Oh, and lest we forget, Greece (GREK) somehow made a big comeback on Tuesday as EU officials, who were auditing Greece's books to check on the progress the country had made on its fiscal targets, basically said there is no way in heck that Greece was going to hit their targets. I know what you're thinking - who cares, right? The point is that with the IMF saying this week that it just might cut off aid to Greece and Athens only having cash to cover expenses through September, well, it looks like that "Grexit" everyone was talking about a while back could become a reality. And with the ECB and Europe's central banks still holding a big batch of debt at par, this could become a problem.
Speaking of bond yields, the 10-year bonds of Spain (EWS) and Italy (EWI) closed the day at all-time Euro-era highs (not a good thing) while the benchmark 10-year in the U.S. moved to an all-time low during the session. And then yields in Germany remain negative on paper with durations up to 2 years. Thus, analysts looking for the flight-to-safety trade didn't have to look very far yesterday.
Finally, there is the fact that the pattern being traced out in the stock market right now is eerily similar to that seen a year ago.
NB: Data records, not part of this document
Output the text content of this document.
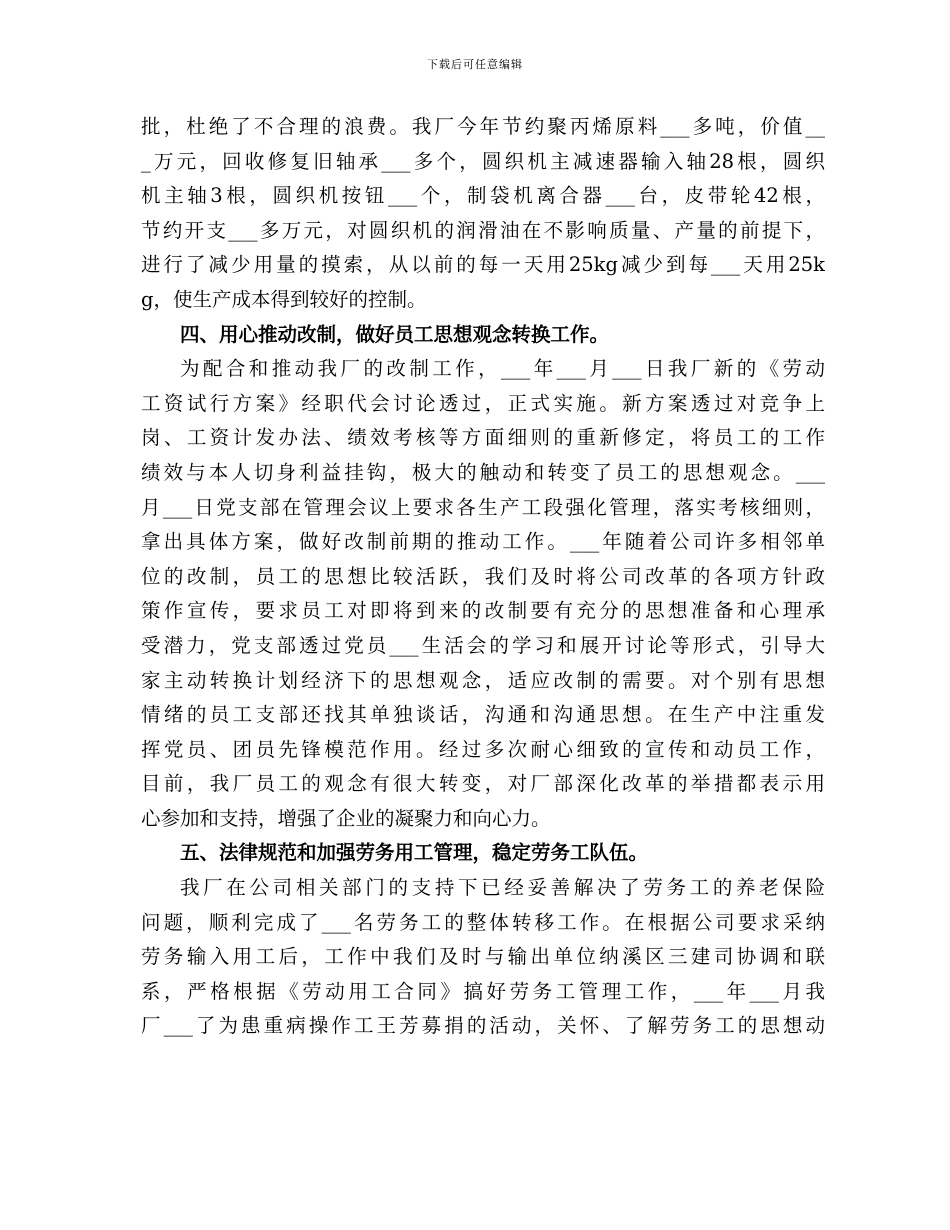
下载后可任意编辑
批，杜绝了不合理的浪费。我厂今年节约聚丙烯原料___多吨，价值__
_万元，回收修复旧轴承___多个，圆织机主减速器输入轴28根，圆织
机主轴3根，圆织机按钮___个，制袋机离合器___台，皮带轮42根，
节约开支___多万元，对圆织机的润滑油在不影响质量、产量的前提下，
进行了减少用量的摸索，从以前的每一天用25kg减少到每___天用25k
g，使生产成本得到较好的控制。
四、用心推动改制，做好员工思想观念转换工作。
为配合和推动我厂的改制工作，___年___月___日我厂新的《劳动
工资试行方案》经职代会讨论透过，正式实施。新方案透过对竞争上
岗、工资计发办法、绩效考核等方面细则的重新修定，将员工的工作
绩效与本人切身利益挂钩，极大的触动和转变了员工的思想观念。___
月___日党支部在管理会议上要求各生产工段强化管理，落实考核细则，
拿出具体方案，做好改制前期的推动工作。___年随着公司许多相邻单
位的改制，员工的思想比较活跃，我们及时将公司改革的各项方针政
策作宣传，要求员工对即将到来的改制要有充分的思想准备和心理承
受潜力，党支部透过党员___生活会的学习和展开讨论等形式，引导大
家主动转换计划经济下的思想观念，适应改制的需要。对个别有思想
情绪的员工支部还找其单独谈话，沟通和沟通思想。在生产中注重发
挥党员、团员先锋模范作用。经过多次耐心细致的宣传和动员工作，
目前，我厂员工的观念有很大转变，对厂部深化改革的举措都表示用
心参加和支持，增强了企业的凝聚力和向心力。
五、法律规范和加强劳务用工管理，稳定劳务工队伍。
我厂在公司相关部门的支持下已经妥善解决了劳务工的养老保险
问题，顺利完成了___名劳务工的整体转移工作。在根据公司要求采纳
劳务输入用工后，工作中我们及时与输出单位纳溪区三建司协调和联
系，严格根据《劳动用工合同》搞好劳务工管理工作，___年___月我
厂___了为患重病操作工王芳募捐的活动，关怀、了解劳务工的思想动
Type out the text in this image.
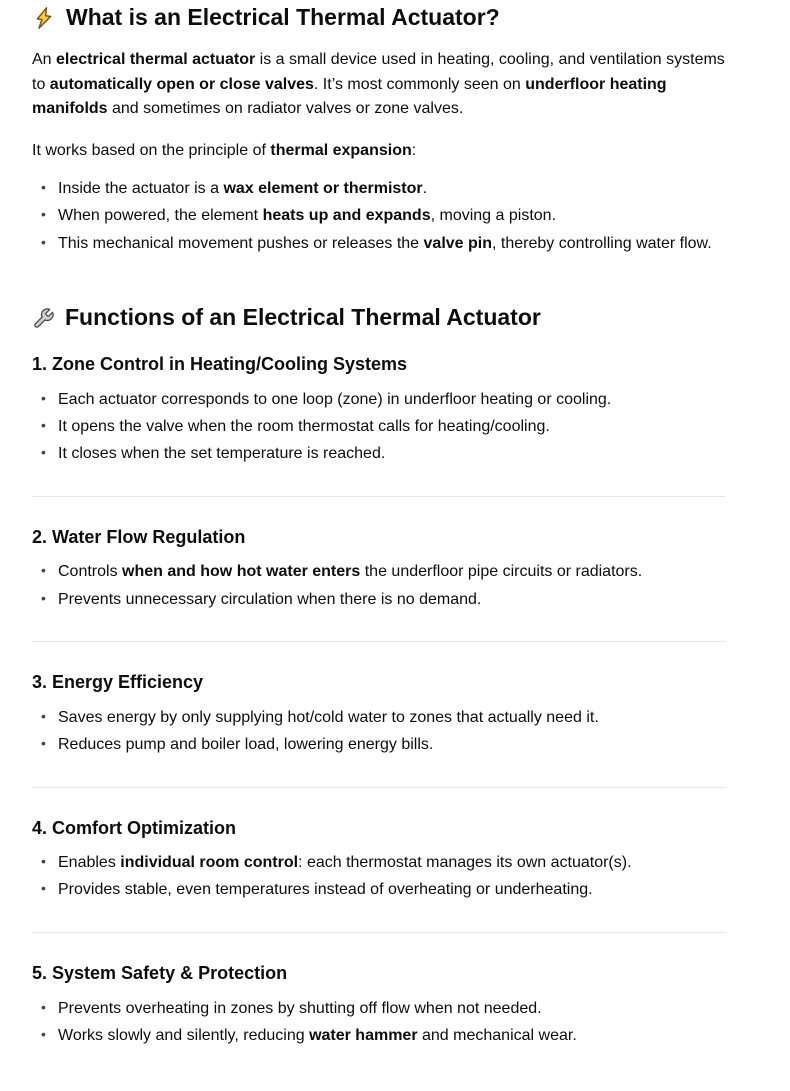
What is an Electrical Thermal Actuator?

An electrical thermal actuator is a small device used in heating, cooling, and ventilation systems to automatically open or close valves. It’s most commonly seen on underfloor heating manifolds and sometimes on radiator valves or zone valves.

It works based on the principle of thermal expansion:

• Inside the actuator is a wax element or thermistor.
• When powered, the element heats up and expands, moving a piston.
• This mechanical movement pushes or releases the valve pin, thereby controlling water flow.
Functions of an Electrical Thermal Actuator
1. Zone Control in Heating/Cooling Systems
• Each actuator corresponds to one loop (zone) in underfloor heating or cooling.
• It opens the valve when the room thermostat calls for heating/cooling.
• It closes when the set temperature is reached.
2. Water Flow Regulation
• Controls when and how hot water enters the underfloor pipe circuits or radiators.
• Prevents unnecessary circulation when there is no demand.
3. Energy Efficiency
• Saves energy by only supplying hot/cold water to zones that actually need it.
• Reduces pump and boiler load, lowering energy bills.
4. Comfort Optimization
• Enables individual room control: each thermostat manages its own actuator(s).
• Provides stable, even temperatures instead of overheating or underheating.
5. System Safety & Protection
• Prevents overheating in zones by shutting off flow when not needed.
• Works slowly and silently, reducing water hammer and mechanical wear.
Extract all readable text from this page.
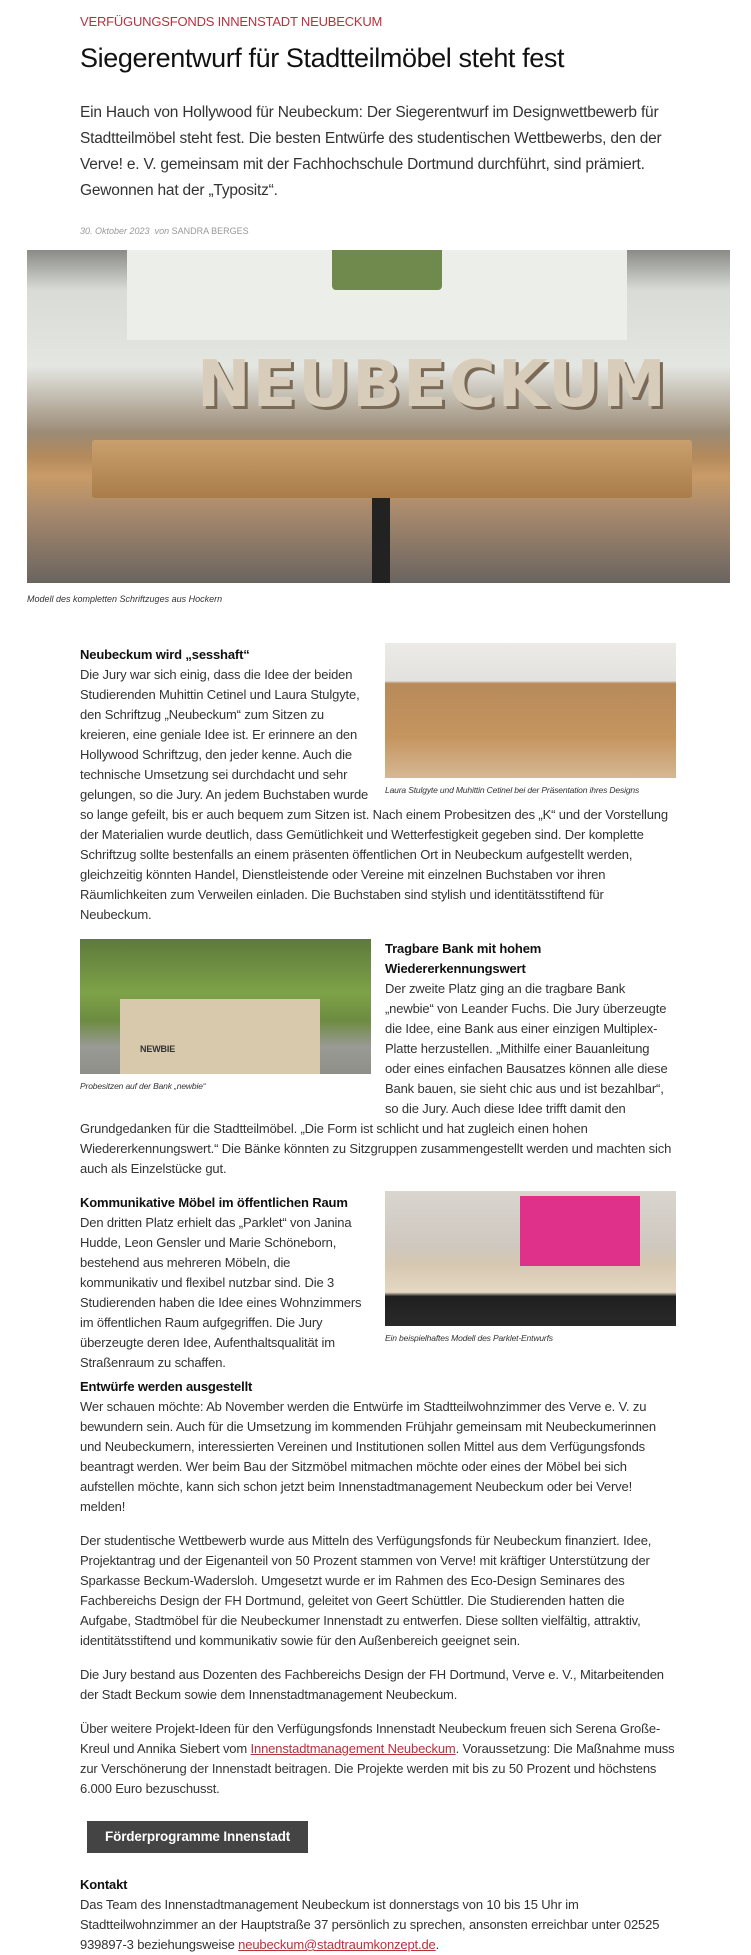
VERFÜGUNGSFONDS INNENSTADT NEUBECKUM
Siegerentwurf für Stadtteilmöbel steht fest

Ein Hauch von Hollywood für Neubeckum: Der Siegerentwurf im Designwettbewerb für Stadtteilmöbel steht fest. Die besten Entwürfe des studentischen Wettbewerbs, den der Verve! e. V. gemeinsam mit der Fachhochschule Dortmund durchführt, sind prämiert. Gewonnen hat der „Typositz“.

30. Oktober 2023 von SANDRA BERGES
NEUBECKUM
Modell des kompletten Schriftzuges aus Hockern
Laura Stulgyte und Muhittin Cetinel bei der Präsentation ihres Designs
Neubeckum wird „sesshaft“

Die Jury war sich einig, dass die Idee der beiden Studierenden Muhittin Cetinel und Laura Stulgyte, den Schriftzug „Neubeckum“ zum Sitzen zu kreieren, eine geniale Idee ist. Er erinnere an den Hollywood Schriftzug, den jeder kenne. Auch die technische Umsetzung sei durchdacht und sehr gelungen, so die Jury. An jedem Buchstaben wurde so lange gefeilt, bis er auch bequem zum Sitzen ist. Nach einem Probesitzen des „K“ und der Vorstellung der Materialien wurde deutlich, dass Gemütlichkeit und Wetterfestigkeit gegeben sind. Der komplette Schriftzug sollte bestenfalls an einem präsenten öffentlichen Ort in Neubeckum aufgestellt werden, gleichzeitig könnten Handel, Dienstleistende oder Vereine mit einzelnen Buchstaben vor ihren Räumlichkeiten zum Verweilen einladen. Die Buchstaben sind stylish und identitätsstiftend für Neubeckum.

NEWBIE
Probesitzen auf der Bank „newbie“
Tragbare Bank mit hohem Wiedererkennungswert

Der zweite Platz ging an die tragbare Bank „newbie“ von Leander Fuchs. Die Jury überzeugte die Idee, eine Bank aus einer einzigen Multiplex-Platte herzustellen. „Mithilfe einer Bauanleitung oder eines einfachen Bausatzes können alle diese Bank bauen, sie sieht chic aus und ist bezahlbar“, so die Jury. Auch diese Idee trifft damit den Grundgedanken für die Stadtteilmöbel. „Die Form ist schlicht und hat zugleich einen hohen Wiedererkennungswert.“ Die Bänke könnten zu Sitzgruppen zusammengestellt werden und machten sich auch als Einzelstücke gut.

Ein beispielhaftes Modell des Parklet-Entwurfs
Kommunikative Möbel im öffentlichen Raum

Den dritten Platz erhielt das „Parklet“ von Janina Hudde, Leon Gensler und Marie Schöneborn, bestehend aus mehreren Möbeln, die kommunikativ und flexibel nutzbar sind. Die 3 Studierenden haben die Idee eines Wohnzimmers im öffentlichen Raum aufgegriffen. Die Jury überzeugte deren Idee, Aufenthaltsqualität im Straßenraum zu schaffen.

Entwürfe werden ausgestellt

Wer schauen möchte: Ab November werden die Entwürfe im Stadtteilwohnzimmer des Verve e. V. zu bewundern sein. Auch für die Umsetzung im kommenden Frühjahr gemeinsam mit Neubeckumerinnen und Neubeckumern, interessierten Vereinen und Institutionen sollen Mittel aus dem Verfügungsfonds beantragt werden. Wer beim Bau der Sitzmöbel mitmachen möchte oder eines der Möbel bei sich aufstellen möchte, kann sich schon jetzt beim Innenstadtmanagement Neubeckum oder bei Verve! melden!

Der studentische Wettbewerb wurde aus Mitteln des Verfügungsfonds für Neubeckum finanziert. Idee, Projektantrag und der Eigenanteil von 50 Prozent stammen von Verve! mit kräftiger Unterstützung der Sparkasse Beckum-Wadersloh. Umgesetzt wurde er im Rahmen des Eco-Design Seminares des Fachbereichs Design der FH Dortmund, geleitet von Geert Schüttler. Die Studierenden hatten die Aufgabe, Stadtmöbel für die Neubeckumer Innenstadt zu entwerfen. Diese sollten vielfältig, attraktiv, identitätsstiftend und kommunikativ sowie für den Außenbereich geeignet sein.

Die Jury bestand aus Dozenten des Fachbereichs Design der FH Dortmund, Verve e. V., Mitarbeitenden der Stadt Beckum sowie dem Innenstadtmanagement Neubeckum.

Über weitere Projekt-Ideen für den Verfügungsfonds Innenstadt Neubeckum freuen sich Serena Große-Kreul und Annika Siebert vom Innenstadtmanagement Neubeckum. Voraussetzung: Die Maßnahme muss zur Verschönerung der Innenstadt beitragen. Die Projekte werden mit bis zu 50 Prozent und höchstens 6.000 Euro bezuschusst.

Förderprogramme Innenstadt
Kontakt

Das Team des Innenstadtmanagement Neubeckum ist donnerstags von 10 bis 15 Uhr im Stadtteilwohnzimmer an der Hauptstraße 37 persönlich zu sprechen, ansonsten erreichbar unter 02525 939897-3 beziehungsweise neubeckum@stadtraumkonzept.de.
And with my calendar showing that August 1st is right around the corner, there is a certain segment of the trading population that expects things to get downright ugly again - and soon.
All of the above brings me to the question of the day. We all know that Mr. Bernanke likes to lead the cavalry charge to come to the rescue when things look bleak. And to be fair, stock prices in the U.S. are hardly in trouble from a longer-term standpoint. However, based on the big-picture macro view, there are those who argue that now is time for Bernanke, Draghi, et al to pull the trigger on "the bazooka" (aka a globally coordinated central bank response with some "shock and awe" involved) before things get out of hand. And while I can argue both sides here, there are a great many traders who are wondering if now is the time to go ahead and pull that trigger.